PAR BRAY-LU (S.&.O.)

T° 20 à CHAUSSY

[1930]

Cher Jean

Tu as raison pour ma lettre sur Dieu, etc : je t’avais dit que je m’étais péniblement amusé à l’écrire. Je la retoucherai. Merci de tes remarques, les exemples que tu cites à l’appui de tes critiques me seront très utiles.

Je t’écrirai plus longuement demain ou après-demain. Nous sommes assez fatigués. Nous avons eu à peu près autant de travail que vous à Port-Cros la première année. Cela va mieux. Il restera du travail pour toi.

Oui, oui, on fera ton portrait. Ce sera l’affaire d’une quinzaine de jours, de chacun 4 ou 5 heures de complète immobilité.

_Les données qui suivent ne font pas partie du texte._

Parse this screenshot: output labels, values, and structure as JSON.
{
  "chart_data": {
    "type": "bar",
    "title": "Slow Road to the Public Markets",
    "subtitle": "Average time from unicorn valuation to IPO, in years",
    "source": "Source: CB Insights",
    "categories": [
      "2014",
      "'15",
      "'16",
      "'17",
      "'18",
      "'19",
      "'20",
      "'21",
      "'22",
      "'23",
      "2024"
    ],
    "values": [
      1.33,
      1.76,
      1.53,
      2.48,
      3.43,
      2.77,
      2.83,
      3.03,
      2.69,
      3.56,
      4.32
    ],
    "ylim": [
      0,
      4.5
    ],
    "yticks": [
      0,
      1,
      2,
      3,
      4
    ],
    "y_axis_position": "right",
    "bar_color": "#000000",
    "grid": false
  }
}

Au revoir. Nous sommes vraiment heureux de penser que vous serez bientôt auprès de nous.

M.

J'ai envoyé directement à Paillart les épreuves de mes notules. Aucune corresction qui entraîne un changement de lignes.

- Mme de Noailles est très souvent grotesque ; je viens de lire d’elle certains poèmes de guerre, où elle est à fesser. Mais tu as tort si tu n’as pas vu dans Exactitudes certains passages qui tiennent le milieu entre Montherlant et Barrès. (Par exemple, au début, quand elle parle de la campagne romaine « Je viens de chez les morts. Ils dorment, certes, profondément ». Je cite faussement, mais il y a là un ou deux mots, mais en incision comme ce « certes » qui sont d’un grand artiste.)

- Je n’ai pas ouvert un livre depuis près d’un mois.

Mardi. Je viens de lire le début des Fleurs. Je trouve cela très au point (ce que je craignais un peu, c’était certaine dispersion ; c’est au contraire très ordonné). A peine ai-je eu parfois une impression de « papillottement » ; peut-être était-elle due au grand nombre d’exemples, et à leur bonheur individuel. J'ai parfois eu cette impression chez Montesquieu. - Je n’ai pas d’objections à te faire. Peut-être te fais-tu un peu la partie belle en faisant de cette crise des lettres la marque de notre époque ; peut-être aurait-il été bon que tu en cherches les origines.

- Tu dis « Je ne sais s’il est vrai que les h. [hommes] de lettres se soient contentés jadis de distraire d’honnêtes gens. Ils le disaient. » Je ne

crois pas que ce soit vrai. Ils se disaient au contraire que le but de la littérature était d’instruire. Jadis Rivière m’objectait que Racine ne cherchait pas à instruire ; eh bien ! Oui, il le cherchait ; du moins le dit-il dans la préface de Phèdre.

Je crois que les Fleurs viennent à leur heure, et qu’elles auront beaucoup d’influence.

N'oublie pas de m’adresser la suite.